Opinion

Lawmakers should take action on charter schools

An editorial from The Intelligencer/Wheeling News-Register 

WHEELING, W.Va. — Education reform was among key priorities of Republican legislators in West Virginia this winter. Yet when lawmakers ended their regular session, a promising initiative had been shelved. It should not be permitted to gather dust.

Debate over whether to allow charter schools in the state was productive for much of the session. Important improvements were made to the bill.

But during the session’s final days, a dispute that had virtually nothing to do with school quality killed the bill. It involved whether lesbian, gay, bisexual and transgender students and employees in charter schools would be protected specifically against discrimination.

Part of the controversy over the bill as a whole may have been because of misunderstandings over what it would and would not have done. It emphatically would not have permitted the types of charter schools that have received mixed reviews in some other states.

Two critical qualifiers were included in the West Virginia bill. First, for-profit charter schools would have been banned. Second, county boards of education would have had enormous power over charters.

Charter schools are valuable as alternatives to failing public schools. But another, perhaps even more important value lies in them.

Under the proposal this year, charter schools would have been exempted from many of the burdensome rules their public counterparts must obey. A few years’ experience with that approach could lead legislators to cut at least some of the red tape that makes it more difficult for all teachers to do their jobs.

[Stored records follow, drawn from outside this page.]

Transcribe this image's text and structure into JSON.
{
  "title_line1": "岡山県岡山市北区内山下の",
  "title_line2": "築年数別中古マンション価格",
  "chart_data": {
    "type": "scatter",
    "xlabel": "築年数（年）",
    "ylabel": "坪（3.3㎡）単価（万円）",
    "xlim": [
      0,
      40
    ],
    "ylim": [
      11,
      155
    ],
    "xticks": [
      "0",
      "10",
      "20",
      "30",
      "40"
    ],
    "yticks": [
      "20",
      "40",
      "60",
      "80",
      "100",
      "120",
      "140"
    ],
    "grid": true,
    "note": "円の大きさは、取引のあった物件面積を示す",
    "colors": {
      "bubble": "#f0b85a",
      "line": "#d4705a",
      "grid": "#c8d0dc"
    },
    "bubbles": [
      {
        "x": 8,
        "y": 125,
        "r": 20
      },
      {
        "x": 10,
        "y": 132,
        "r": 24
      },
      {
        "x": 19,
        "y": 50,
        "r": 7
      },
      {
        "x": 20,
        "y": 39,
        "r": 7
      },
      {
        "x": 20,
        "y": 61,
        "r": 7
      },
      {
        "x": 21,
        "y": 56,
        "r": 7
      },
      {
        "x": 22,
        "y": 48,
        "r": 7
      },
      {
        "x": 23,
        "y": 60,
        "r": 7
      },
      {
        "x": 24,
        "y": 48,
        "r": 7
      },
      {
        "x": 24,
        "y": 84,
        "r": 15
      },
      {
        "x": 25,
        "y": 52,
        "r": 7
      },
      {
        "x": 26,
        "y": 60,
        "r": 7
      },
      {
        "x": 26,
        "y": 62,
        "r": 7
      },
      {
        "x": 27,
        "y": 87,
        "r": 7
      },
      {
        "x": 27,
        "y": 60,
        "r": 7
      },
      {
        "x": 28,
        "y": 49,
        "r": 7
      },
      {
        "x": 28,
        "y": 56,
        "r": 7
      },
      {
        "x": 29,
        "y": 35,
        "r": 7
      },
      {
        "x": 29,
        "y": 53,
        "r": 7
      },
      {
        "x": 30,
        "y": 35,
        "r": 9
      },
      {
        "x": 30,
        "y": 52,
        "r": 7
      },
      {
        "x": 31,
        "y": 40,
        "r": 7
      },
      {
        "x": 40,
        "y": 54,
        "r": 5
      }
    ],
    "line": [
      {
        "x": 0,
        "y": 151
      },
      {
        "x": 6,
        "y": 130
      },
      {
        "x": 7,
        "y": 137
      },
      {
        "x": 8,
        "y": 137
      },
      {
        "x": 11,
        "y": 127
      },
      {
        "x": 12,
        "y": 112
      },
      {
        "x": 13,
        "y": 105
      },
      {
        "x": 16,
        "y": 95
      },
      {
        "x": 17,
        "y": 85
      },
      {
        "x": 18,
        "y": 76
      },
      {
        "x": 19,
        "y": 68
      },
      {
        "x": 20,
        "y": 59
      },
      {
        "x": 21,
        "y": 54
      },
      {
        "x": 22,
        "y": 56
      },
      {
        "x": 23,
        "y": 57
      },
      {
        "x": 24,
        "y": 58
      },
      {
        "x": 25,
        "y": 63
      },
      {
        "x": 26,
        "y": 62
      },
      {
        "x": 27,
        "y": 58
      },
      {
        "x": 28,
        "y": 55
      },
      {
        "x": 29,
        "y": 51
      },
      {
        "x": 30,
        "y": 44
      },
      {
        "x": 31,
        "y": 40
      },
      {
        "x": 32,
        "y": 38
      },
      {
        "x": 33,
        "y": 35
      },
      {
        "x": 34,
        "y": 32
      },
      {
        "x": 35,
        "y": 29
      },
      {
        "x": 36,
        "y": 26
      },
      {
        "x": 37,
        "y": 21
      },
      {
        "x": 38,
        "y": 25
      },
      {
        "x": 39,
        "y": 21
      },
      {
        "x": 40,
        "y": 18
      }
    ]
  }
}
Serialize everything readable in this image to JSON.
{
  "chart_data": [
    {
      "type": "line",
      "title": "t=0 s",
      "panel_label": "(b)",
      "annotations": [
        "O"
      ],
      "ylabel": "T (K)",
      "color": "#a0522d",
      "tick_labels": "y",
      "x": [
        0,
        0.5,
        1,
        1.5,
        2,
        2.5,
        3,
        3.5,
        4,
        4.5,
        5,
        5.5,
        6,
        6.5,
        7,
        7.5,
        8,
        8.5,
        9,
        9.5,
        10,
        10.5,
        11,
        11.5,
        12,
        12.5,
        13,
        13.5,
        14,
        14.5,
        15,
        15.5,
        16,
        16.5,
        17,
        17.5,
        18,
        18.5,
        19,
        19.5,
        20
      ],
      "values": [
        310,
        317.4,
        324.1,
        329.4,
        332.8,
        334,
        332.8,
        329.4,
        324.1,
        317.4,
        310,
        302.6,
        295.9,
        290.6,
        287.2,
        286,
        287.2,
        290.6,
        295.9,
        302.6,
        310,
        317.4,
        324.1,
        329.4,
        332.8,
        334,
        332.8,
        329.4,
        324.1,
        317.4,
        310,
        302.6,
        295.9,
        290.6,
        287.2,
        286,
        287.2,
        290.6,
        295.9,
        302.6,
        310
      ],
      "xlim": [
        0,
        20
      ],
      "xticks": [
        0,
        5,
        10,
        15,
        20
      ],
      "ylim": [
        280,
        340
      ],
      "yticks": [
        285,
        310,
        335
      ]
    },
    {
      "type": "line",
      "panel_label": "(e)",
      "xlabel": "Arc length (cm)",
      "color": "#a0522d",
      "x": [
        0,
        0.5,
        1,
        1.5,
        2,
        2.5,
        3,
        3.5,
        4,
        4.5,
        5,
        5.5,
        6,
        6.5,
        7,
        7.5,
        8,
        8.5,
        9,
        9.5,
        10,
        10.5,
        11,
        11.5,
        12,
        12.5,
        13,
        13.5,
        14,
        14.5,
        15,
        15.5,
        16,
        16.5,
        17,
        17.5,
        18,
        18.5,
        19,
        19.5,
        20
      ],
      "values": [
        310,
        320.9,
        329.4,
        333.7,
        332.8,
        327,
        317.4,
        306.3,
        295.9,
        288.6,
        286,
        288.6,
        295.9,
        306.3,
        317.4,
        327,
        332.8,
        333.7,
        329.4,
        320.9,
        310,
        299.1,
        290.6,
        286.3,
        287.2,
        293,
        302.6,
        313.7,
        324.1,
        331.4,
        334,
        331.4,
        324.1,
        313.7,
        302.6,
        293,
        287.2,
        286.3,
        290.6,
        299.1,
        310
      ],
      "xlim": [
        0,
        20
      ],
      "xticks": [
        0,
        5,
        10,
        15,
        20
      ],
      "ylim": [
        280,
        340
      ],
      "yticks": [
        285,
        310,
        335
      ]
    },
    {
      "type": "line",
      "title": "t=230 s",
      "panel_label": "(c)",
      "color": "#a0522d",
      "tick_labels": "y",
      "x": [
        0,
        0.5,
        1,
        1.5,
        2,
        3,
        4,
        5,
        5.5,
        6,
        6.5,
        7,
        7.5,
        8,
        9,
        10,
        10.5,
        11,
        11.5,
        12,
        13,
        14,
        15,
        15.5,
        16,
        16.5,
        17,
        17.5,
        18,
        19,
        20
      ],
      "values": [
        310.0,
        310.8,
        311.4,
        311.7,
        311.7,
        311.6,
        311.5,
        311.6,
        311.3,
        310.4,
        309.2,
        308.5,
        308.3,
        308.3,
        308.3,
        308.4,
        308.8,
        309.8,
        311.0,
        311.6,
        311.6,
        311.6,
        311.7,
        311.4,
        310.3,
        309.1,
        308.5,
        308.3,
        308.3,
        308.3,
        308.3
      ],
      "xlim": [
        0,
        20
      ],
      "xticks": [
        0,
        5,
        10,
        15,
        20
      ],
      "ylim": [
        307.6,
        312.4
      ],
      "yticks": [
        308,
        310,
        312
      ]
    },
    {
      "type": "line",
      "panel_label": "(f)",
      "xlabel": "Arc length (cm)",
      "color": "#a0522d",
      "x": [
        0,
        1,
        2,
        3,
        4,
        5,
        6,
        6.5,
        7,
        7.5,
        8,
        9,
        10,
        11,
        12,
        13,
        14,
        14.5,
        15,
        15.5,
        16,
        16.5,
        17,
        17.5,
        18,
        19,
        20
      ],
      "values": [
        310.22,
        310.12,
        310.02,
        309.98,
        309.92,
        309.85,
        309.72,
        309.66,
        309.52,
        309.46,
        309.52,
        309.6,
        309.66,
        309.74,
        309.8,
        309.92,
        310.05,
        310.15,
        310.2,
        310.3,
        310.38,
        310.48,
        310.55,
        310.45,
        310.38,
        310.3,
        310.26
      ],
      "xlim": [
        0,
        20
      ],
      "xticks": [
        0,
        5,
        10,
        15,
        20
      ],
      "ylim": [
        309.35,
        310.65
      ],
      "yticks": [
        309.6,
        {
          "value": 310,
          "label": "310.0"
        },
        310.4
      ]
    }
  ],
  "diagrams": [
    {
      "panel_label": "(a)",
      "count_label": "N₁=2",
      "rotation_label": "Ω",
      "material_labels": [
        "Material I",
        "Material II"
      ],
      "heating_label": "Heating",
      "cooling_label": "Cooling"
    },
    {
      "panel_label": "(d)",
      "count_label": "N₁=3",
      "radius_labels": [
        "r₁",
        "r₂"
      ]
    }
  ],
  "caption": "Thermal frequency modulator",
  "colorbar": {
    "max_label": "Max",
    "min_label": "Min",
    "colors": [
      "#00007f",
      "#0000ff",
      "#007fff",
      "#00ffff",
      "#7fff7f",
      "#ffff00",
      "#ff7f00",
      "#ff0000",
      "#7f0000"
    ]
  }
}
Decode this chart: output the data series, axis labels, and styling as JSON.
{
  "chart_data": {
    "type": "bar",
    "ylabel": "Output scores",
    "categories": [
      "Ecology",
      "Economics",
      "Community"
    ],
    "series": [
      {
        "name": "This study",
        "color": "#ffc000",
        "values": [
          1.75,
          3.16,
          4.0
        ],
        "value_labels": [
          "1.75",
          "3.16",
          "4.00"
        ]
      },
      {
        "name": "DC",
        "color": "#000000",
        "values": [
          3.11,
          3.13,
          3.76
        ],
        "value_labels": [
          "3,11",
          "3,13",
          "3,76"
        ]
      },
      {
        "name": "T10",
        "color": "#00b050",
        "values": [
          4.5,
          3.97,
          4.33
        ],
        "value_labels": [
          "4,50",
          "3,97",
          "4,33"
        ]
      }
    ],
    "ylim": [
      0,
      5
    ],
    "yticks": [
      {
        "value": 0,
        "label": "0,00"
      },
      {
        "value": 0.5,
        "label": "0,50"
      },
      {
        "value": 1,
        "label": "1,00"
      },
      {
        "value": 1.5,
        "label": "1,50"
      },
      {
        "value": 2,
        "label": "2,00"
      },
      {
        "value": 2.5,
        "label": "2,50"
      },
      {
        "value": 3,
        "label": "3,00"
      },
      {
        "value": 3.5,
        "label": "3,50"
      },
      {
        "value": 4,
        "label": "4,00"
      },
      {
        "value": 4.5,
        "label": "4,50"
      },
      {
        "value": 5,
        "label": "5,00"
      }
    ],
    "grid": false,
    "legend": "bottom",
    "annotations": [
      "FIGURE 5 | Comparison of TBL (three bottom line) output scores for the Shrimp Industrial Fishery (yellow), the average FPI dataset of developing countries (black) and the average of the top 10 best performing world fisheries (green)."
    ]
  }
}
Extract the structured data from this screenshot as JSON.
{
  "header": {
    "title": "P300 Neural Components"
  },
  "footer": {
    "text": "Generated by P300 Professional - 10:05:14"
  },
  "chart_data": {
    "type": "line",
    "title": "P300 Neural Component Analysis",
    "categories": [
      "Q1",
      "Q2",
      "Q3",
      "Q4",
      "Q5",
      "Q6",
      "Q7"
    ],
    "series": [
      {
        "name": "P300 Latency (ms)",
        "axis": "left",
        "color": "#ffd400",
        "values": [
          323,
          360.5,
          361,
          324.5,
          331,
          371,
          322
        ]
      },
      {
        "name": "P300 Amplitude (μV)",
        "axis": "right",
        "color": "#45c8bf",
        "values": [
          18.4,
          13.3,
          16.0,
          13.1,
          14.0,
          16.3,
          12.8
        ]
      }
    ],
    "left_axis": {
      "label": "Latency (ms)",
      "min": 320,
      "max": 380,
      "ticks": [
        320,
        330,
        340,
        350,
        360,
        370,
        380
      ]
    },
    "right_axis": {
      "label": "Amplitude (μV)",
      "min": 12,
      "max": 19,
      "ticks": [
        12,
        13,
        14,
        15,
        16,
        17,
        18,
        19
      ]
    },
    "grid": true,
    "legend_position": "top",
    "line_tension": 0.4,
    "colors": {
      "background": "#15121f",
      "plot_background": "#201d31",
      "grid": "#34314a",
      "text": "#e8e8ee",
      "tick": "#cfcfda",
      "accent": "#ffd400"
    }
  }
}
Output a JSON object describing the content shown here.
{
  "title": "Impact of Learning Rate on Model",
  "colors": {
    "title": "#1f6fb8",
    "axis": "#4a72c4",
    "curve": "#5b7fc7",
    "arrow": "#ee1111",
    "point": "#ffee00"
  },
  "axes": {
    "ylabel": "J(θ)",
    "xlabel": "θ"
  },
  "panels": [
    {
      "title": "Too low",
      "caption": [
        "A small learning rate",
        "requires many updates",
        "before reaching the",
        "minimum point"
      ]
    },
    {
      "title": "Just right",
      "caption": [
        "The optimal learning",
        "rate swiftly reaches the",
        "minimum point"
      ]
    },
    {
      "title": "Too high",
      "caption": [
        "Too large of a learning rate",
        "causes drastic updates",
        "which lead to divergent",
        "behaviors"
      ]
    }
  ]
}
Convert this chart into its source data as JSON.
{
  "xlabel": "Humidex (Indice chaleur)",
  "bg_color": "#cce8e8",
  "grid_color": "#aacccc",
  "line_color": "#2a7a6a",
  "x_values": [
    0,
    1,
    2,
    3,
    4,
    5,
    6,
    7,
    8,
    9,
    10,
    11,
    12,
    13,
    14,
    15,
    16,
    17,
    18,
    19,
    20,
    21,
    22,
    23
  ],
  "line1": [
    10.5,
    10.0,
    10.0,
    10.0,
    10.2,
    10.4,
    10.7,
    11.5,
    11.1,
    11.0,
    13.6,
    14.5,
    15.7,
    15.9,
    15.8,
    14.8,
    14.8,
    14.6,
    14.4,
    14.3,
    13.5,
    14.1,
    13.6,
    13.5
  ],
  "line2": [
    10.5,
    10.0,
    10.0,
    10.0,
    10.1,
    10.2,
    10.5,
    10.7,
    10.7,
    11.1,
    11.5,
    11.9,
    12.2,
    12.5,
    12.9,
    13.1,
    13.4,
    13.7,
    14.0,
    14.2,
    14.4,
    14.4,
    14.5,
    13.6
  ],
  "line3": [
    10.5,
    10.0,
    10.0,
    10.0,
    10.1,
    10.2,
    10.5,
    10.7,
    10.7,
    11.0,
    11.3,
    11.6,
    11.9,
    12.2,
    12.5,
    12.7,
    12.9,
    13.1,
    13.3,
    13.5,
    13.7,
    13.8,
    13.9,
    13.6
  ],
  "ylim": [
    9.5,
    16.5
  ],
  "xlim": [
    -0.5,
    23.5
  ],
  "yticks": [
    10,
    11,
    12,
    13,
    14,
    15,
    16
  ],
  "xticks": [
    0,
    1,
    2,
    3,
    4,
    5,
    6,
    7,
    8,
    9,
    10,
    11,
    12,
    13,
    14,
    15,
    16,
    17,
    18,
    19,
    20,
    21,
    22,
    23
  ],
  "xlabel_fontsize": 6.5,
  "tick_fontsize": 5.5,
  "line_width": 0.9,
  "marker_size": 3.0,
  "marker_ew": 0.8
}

Some special interests opposed the charter school bill. But state school Superintendent Michael Martirano took an intelligent view. After the legislative session ended, he told an audience in Huntington that “what I’m all about is making sure that whatever is proposed, that they’re quality schools that meet the same measure and accountability that our public schools and other institutions do …”

Precisely.

There has been talk about a special session of the Legislature this sunmer. That would give lawmakers an opportunity to deal with the unfinished business of charter schools and perhaps other education reform. Doing so would make the cost of a special session a bargain.